8/7. Bezoek aan Mont-Saint-Michel en Cancale
.
Iedereen moet toch eens Mont-Saint-Michel gezien hebben, ondergetekende tot nu nog niet. OK, het is supercommercieel uitgeb(ui)(aa)t, de parking kost 14€ (met gratis shuttle naar de “mont” zelf, die 4km verder ligt), het eten en drank is belachelijk duur en belachelijk slecht van kwaliteit (wij kregen 2x opgewarmde uitgedroogd kost op het bord), en bij wijlen moet je bijna op de (vooral Chinese en Japanse-met-selfiestick) koppen lopen, MAAR HET IS DE MOEITE WAARD. Overdonderend en da abdij zelf is een must. Een pyramide van bouwkunst met een labyrint van gangen en trappen, grote zalen, bekrompen cryptes, en geregeld een prachtig uitzicht op de baai
Oh ja, ook bij de terugkeer moesten we de shuttle nemen, die haar halte heeft 500m buiten de stad. We hadden pech, de shuttle, die klaar stond was juist vol toen wij aankwamen, en vertrok zonder ons. Wat toen aankwam, was niet de volgende shuttle, maar wel een gezonde, voltijdse, regenvlaag. En de haltes van de shuttle van Mont-Saint-Michel hebben geen afdakjes of andere beschutting. Niets. En gelukkig hadden wij onze paraplu’s mee, maar die lagen in de auto. Uiteraard duurde het dan ook nog ontiegelijk lang voor dat de volgende shuttle opdaagde.

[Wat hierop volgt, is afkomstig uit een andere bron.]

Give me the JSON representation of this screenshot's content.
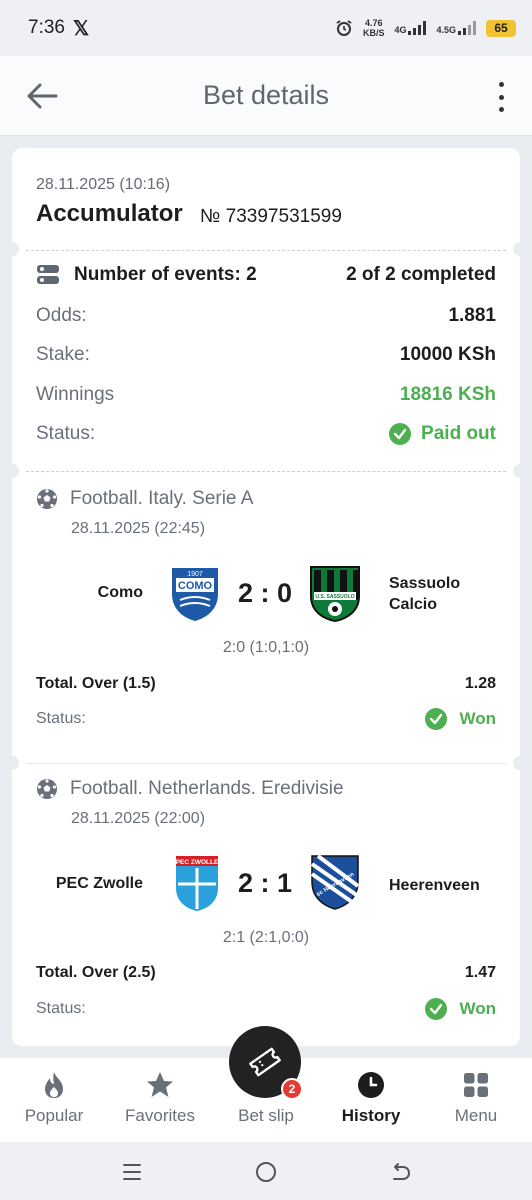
{
  "status_bar": {
    "time": "7:36",
    "x_logo": "𝕏",
    "net_speed": "4.76",
    "net_unit": "KB/S",
    "net1": "4G",
    "net2": "4.5G",
    "battery": "65"
  },
  "header": {
    "title": "Bet details"
  },
  "bet": {
    "date": "28.11.2025 (10:16)",
    "type": "Accumulator",
    "number": "№ 73397531599",
    "events_label": "Number of events: 2",
    "completed": "2 of 2 completed",
    "odds_label": "Odds:",
    "odds_value": "1.881",
    "stake_label": "Stake:",
    "stake_value": "10000 KSh",
    "winnings_label": "Winnings",
    "winnings_value": "18816 KSh",
    "status_label": "Status:",
    "status_value": "Paid out"
  },
  "events": [
    {
      "league": "Football. Italy. Serie A",
      "date": "28.11.2025 (22:45)",
      "home": "Como",
      "away_line1": "Sassuolo",
      "away_line2": "Calcio",
      "home_logo_text": "COMO",
      "home_logo_year": "1907",
      "away_logo_text": "U.S. SASSUOLO",
      "score": "2 : 0",
      "periods": "2:0 (1:0,1:0)",
      "bet_name": "Total. Over (1.5)",
      "bet_odds": "1.28",
      "status_label": "Status:",
      "status_value": "Won"
    },
    {
      "league": "Football. Netherlands. Eredivisie",
      "date": "28.11.2025 (22:00)",
      "home": "PEC Zwolle",
      "away_line1": "Heerenveen",
      "away_line2": "",
      "home_logo_text": "PEC ZWOLLE",
      "away_logo_text": "sc Heerenveen",
      "score": "2 : 1",
      "periods": "2:1 (2:1,0:0)",
      "bet_name": "Total. Over (2.5)",
      "bet_odds": "1.47",
      "status_label": "Status:",
      "status_value": "Won"
    }
  ],
  "bottom_nav": {
    "items": [
      {
        "label": "Popular",
        "icon": "flame-icon"
      },
      {
        "label": "Favorites",
        "icon": "star-icon"
      },
      {
        "label": "Bet slip",
        "icon": "ticket-icon"
      },
      {
        "label": "History",
        "icon": "clock-icon"
      },
      {
        "label": "Menu",
        "icon": "grid-icon"
      }
    ],
    "bet_slip_badge": "2",
    "active": "History"
  },
  "colors": {
    "accent_green": "#4caf50",
    "badge_red": "#e53935",
    "background": "#e9ecf1"
  }
}
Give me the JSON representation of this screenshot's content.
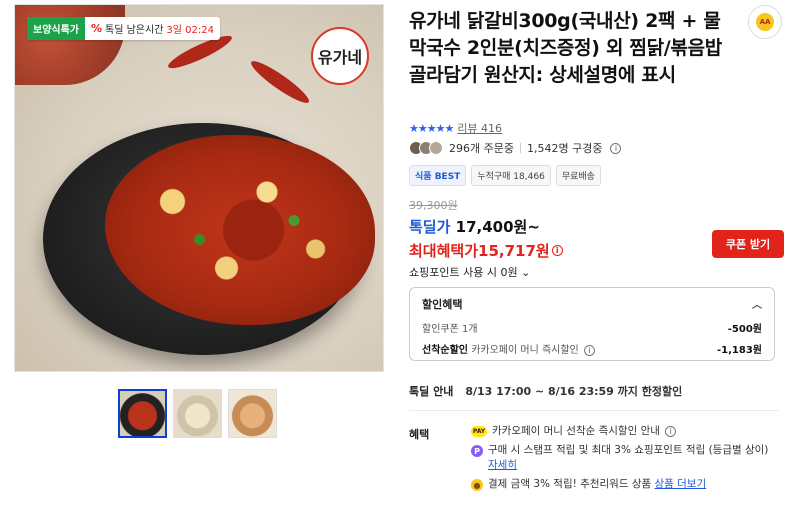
{
  "product": {
    "title": "유가네 닭갈비300g(국내산) 2팩 + 물막국수 2인분(치즈증정) 외 찜닭/볶음밥 골라담기 원산지: 상세설명에 표시",
    "badge_sale": "보양식특가",
    "timer_label": "톡딜 남은시간",
    "timer_value": "3일 02:24",
    "logo_text": "유가네"
  },
  "rating": {
    "stars": "★★★★★",
    "review_label": "리뷰 416"
  },
  "orders": {
    "order_count": "296개 주문중",
    "subscriber_count": "1,542명 구경중"
  },
  "tags": {
    "best": "식품 BEST",
    "cumulative": "누적구매 18,466",
    "shipping": "무료배송"
  },
  "price": {
    "original": "39,300원",
    "deal_label": "톡딜가",
    "deal_price": "17,400원~",
    "max_label": "최대혜택가",
    "max_price": "15,717원",
    "coupon_button": "쿠폰 받기",
    "point_usage": "쇼핑포인트 사용 시 0원"
  },
  "discount": {
    "header": "할인혜택",
    "rows": [
      {
        "label": "할인쿠폰 1개",
        "amount": "-500원"
      },
      {
        "label_bold": "선착순할인",
        "label": "카카오페이 머니 즉시할인",
        "amount": "-1,183원"
      }
    ]
  },
  "deal_info": {
    "label": "톡딜 안내",
    "text": "8/13 17:00 ~ 8/16 23:59 까지 한정할인"
  },
  "benefits": {
    "label": "혜택",
    "items": [
      {
        "icon": "kakaopay-icon",
        "text": "카카오페이 머니 선착순 즉시할인 안내"
      },
      {
        "icon": "point-icon",
        "text": "구매 시 스탬프 적립 및 최대 3% 쇼핑포인트 적립 (등급별 상이)",
        "link": "자세히"
      },
      {
        "icon": "coin-icon",
        "text": "결제 금액 3% 적립! 추천리워드 상품",
        "link": "상품 더보기"
      }
    ]
  },
  "colors": {
    "accent_blue": "#1f5bd6",
    "accent_red": "#e2231a",
    "badge_green": "#1aa34a"
  }
}
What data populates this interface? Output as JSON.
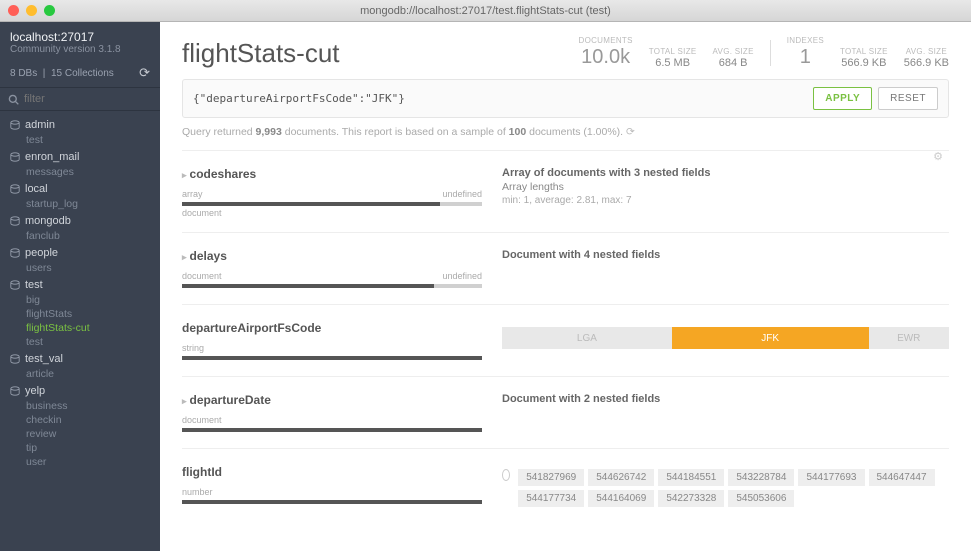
{
  "titlebar": "mongodb://localhost:27017/test.flightStats-cut (test)",
  "sidebar": {
    "host": "localhost:27017",
    "version": "Community version 3.1.8",
    "dbs_count": "8 DBs",
    "coll_count": "15 Collections",
    "filter_placeholder": "filter",
    "databases": [
      {
        "name": "admin",
        "collections": [
          "test"
        ]
      },
      {
        "name": "enron_mail",
        "collections": [
          "messages"
        ]
      },
      {
        "name": "local",
        "collections": [
          "startup_log"
        ]
      },
      {
        "name": "mongodb",
        "collections": [
          "fanclub"
        ]
      },
      {
        "name": "people",
        "collections": [
          "users"
        ]
      },
      {
        "name": "test",
        "collections": [
          "big",
          "flightStats",
          "flightStats-cut",
          "test"
        ],
        "active": "flightStats-cut"
      },
      {
        "name": "test_val",
        "collections": [
          "article"
        ]
      },
      {
        "name": "yelp",
        "collections": [
          "business",
          "checkin",
          "review",
          "tip",
          "user"
        ]
      }
    ]
  },
  "header": {
    "title": "flightStats-cut",
    "stats": {
      "doc_label": "DOCUMENTS",
      "doc_val": "10.0k",
      "tsize_label": "total size",
      "tsize_val": "6.5 MB",
      "asize_label": "avg. size",
      "asize_val": "684 B",
      "idx_label": "INDEXES",
      "idx_val": "1",
      "itsize_label": "total size",
      "itsize_val": "566.9 KB",
      "iasize_label": "avg. size",
      "iasize_val": "566.9 KB"
    }
  },
  "query": {
    "value": "{\"departureAirportFsCode\":\"JFK\"}",
    "apply": "APPLY",
    "reset": "RESET"
  },
  "result_info": {
    "pre": "Query returned ",
    "count": "9,993",
    "mid": " documents. This report is based on a sample of ",
    "count2": "100",
    "post": " documents (1.00%). "
  },
  "fields": {
    "codeshares": {
      "name": "codeshares",
      "type1": "array",
      "type2": "undefined",
      "sub": "document",
      "desc": "Array of documents with 3 nested fields",
      "desc2": "Array lengths",
      "desc3": "min: 1,   average: 2.81,   max: 7"
    },
    "delays": {
      "name": "delays",
      "type1": "document",
      "type2": "undefined",
      "desc": "Document with 4 nested fields"
    },
    "depAirport": {
      "name": "departureAirportFsCode",
      "type1": "string",
      "bars": [
        {
          "label": "LGA",
          "pct": 38,
          "cls": "dim"
        },
        {
          "label": "JFK",
          "pct": 44,
          "cls": "hot"
        },
        {
          "label": "EWR",
          "pct": 18,
          "cls": "dim"
        }
      ]
    },
    "depDate": {
      "name": "departureDate",
      "type1": "document",
      "desc": "Document with 2 nested fields"
    },
    "flightId": {
      "name": "flightId",
      "type1": "number",
      "ids": [
        "541827969",
        "544626742",
        "544184551",
        "543228784",
        "544177693",
        "544647447",
        "544177734",
        "544164069",
        "542273328",
        "545053606"
      ]
    }
  }
}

Met onze huurauto , met verwarming op max om wat te drogen, ging het vervolgens, op de terugweg, naar Cancale.
Een oude vissershaven, en nu een centrum van oesterkwekerij. De oude vissershaven is prachtig, en oesters smaakten machtig (we hadden een daar een bakje vers geopende oesters gekocht, en die bij onze terugkeer aan boord gedegusteerd ).
9/7: Ontdekking van Dinan, een verborgen parel !
We hadden nog nooit van Dinan gehoord, en de meesten onder ons ook niet, maar dit is echt een hoogtepunt bij een bezoek aan (Noord-)Bretagne. Het ligt aan de rivier Rance, die uitmondt in Saint-Malo, en was vroeger een zeer welvarend handelscentrum. Het is een volledig ommuurd stadje, temidden de groene natuur en uitkijkend op de Rance, beneden haar, met nauwe straatjes en steegjes, vol met Middeleeuwse huizen met vakwerk en/of houten uitbouw. Men waant zich in een super-Bokrijk. Maar dan vol leven (en veel toeristen, maar zonder dat dit echt hinderlijk is). En het bleef de ganse dag zonnig.
Vandaag was het ook vaderdag. Kon ik ook niet vergeten, gezien de karrevracht wensen van de kids (alhoewel wij wel dachten dat het volgende week was, op het verkeerde been gebracht door de Engelsen, die dit verplicht festijn een week later vieren). En dit hebben wij waardig gevierd in Saint-Malo, in het kleine restaurantje, La Bigouden, in het oude centrum met de obligate, maar superlekkere oesters en een prachtig stoofpotje van vis. Intussen waren onze kleren ook weer gedroogd, na een zoveelste regenbui.
10/6: een (droge) zeiltrip van Saint-Malo naar St-Quay-Portrieux.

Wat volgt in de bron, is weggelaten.